Errors and checklist

Many false conclusions arise because the test path is not clearly defined or public servers, WLAN, local host firewalls and VPN direction are not taken into account.

Common errors

  • The iPerf port is blocked on the server by the local host firewall.
  • The wrong direction is tested.
  • A WLAN client is used for a firewall performance statement.
  • UDP is tested without a suitable target bandwidth or with an unrealistically high target bandwidth.
  • A public iPerf server is used as the sole proof of one’s Internet performance.
  • TCP single stream and multiple parallel TCP streams are mixed.
  • The applicable Sophos Firewall rule is not checked.
  • VPN tests are evaluated without looking at MTU, MSS, CPU and the remote side.

Short checklist

  1. Define test route and direction.
  2. Start iPerf server on an appropriate endpoint.
  3. Check local host firewall on the iPerf server.
  4. Identify appropriate Sophos Firewall rule.
  5. Run TCP test for at least 30 seconds.
  6. If necessary, test in the opposite direction with -R.
  7. Test UDP only with realistic target bandwidth.
  8. Check firewall metrics, logs and Packet Capture in parallel.
  9. Repeat the test after changes and document the results.
  10. Use the same parameters, direction and path when making comparison measurements.

FAQ

Does iPerf measure the internet speed of Sophos Firewall?

iPerf measures the throughput between two defined endpoints. For a WAN test directly on the firewall, a separate firewall speed test using SSH is more suitable. For VPN, VLANs, site connections or client-to-server routes, iPerf is often more informative.

Should you use a public iPerf server?

Public iPerf servers are only suitable for rough comparisons. For reliable firewall, VPN or location tests, it is better to have your own iPerf server on the other side, because the load, distance, peering and limits of the public server can otherwise distort the result.

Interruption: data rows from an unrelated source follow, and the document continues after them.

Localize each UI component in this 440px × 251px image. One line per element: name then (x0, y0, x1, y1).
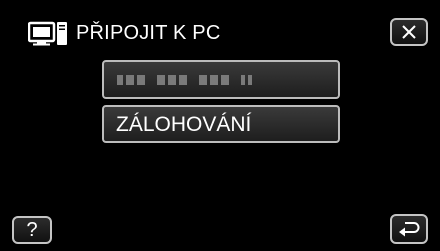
help-button[interactable]: ? (12, 216, 52, 244)
return-icon (399, 222, 420, 237)
menu-item-backup[interactable]: ZÁLOHOVÁNÍ (102, 105, 340, 143)
close-button[interactable] (390, 18, 428, 46)
menu-item-label: ZÁLOHOVÁNÍ (116, 112, 252, 136)
close-icon (402, 25, 416, 39)
menu-item-masked[interactable] (102, 60, 340, 99)
masked-text-icon (117, 74, 252, 85)
help-label: ? (26, 219, 38, 241)
back-button[interactable] (390, 214, 428, 244)
title-bar: PŘIPOJIT K PC (28, 18, 221, 48)
camera-screen: PŘIPOJIT K PC ZÁLOHOVÁNÍ ? (0, 0, 440, 251)
pc-monitor-icon (28, 21, 67, 46)
page-title: PŘIPOJIT K PC (76, 22, 221, 44)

Why are TCP and UDP results different?

TCP responds to packet loss, latency and retransmits with congestion control. UDP sends with a specified target bandwidth and primarily shows loss, jitter and achieved bit rate. Both tests answer different questions and should not be directly equated.

Why should you test the opposite direction with -R?

Many performance problems only occur in one direction. -R reverses the data direction without swapping server and client. This helps with asymmetrical lines, VPN return paths, SD-WAN paths or upload problems.

Does a slow iPerf test prove a firewall problem?

No. A slow iPerf test initially only shows that this specific route is slow under the selected conditions. After that, firewall rule, NAT, VPN path, MTU/MSS, WAN quality, client, server, WLAN and parallel load must be checked separately.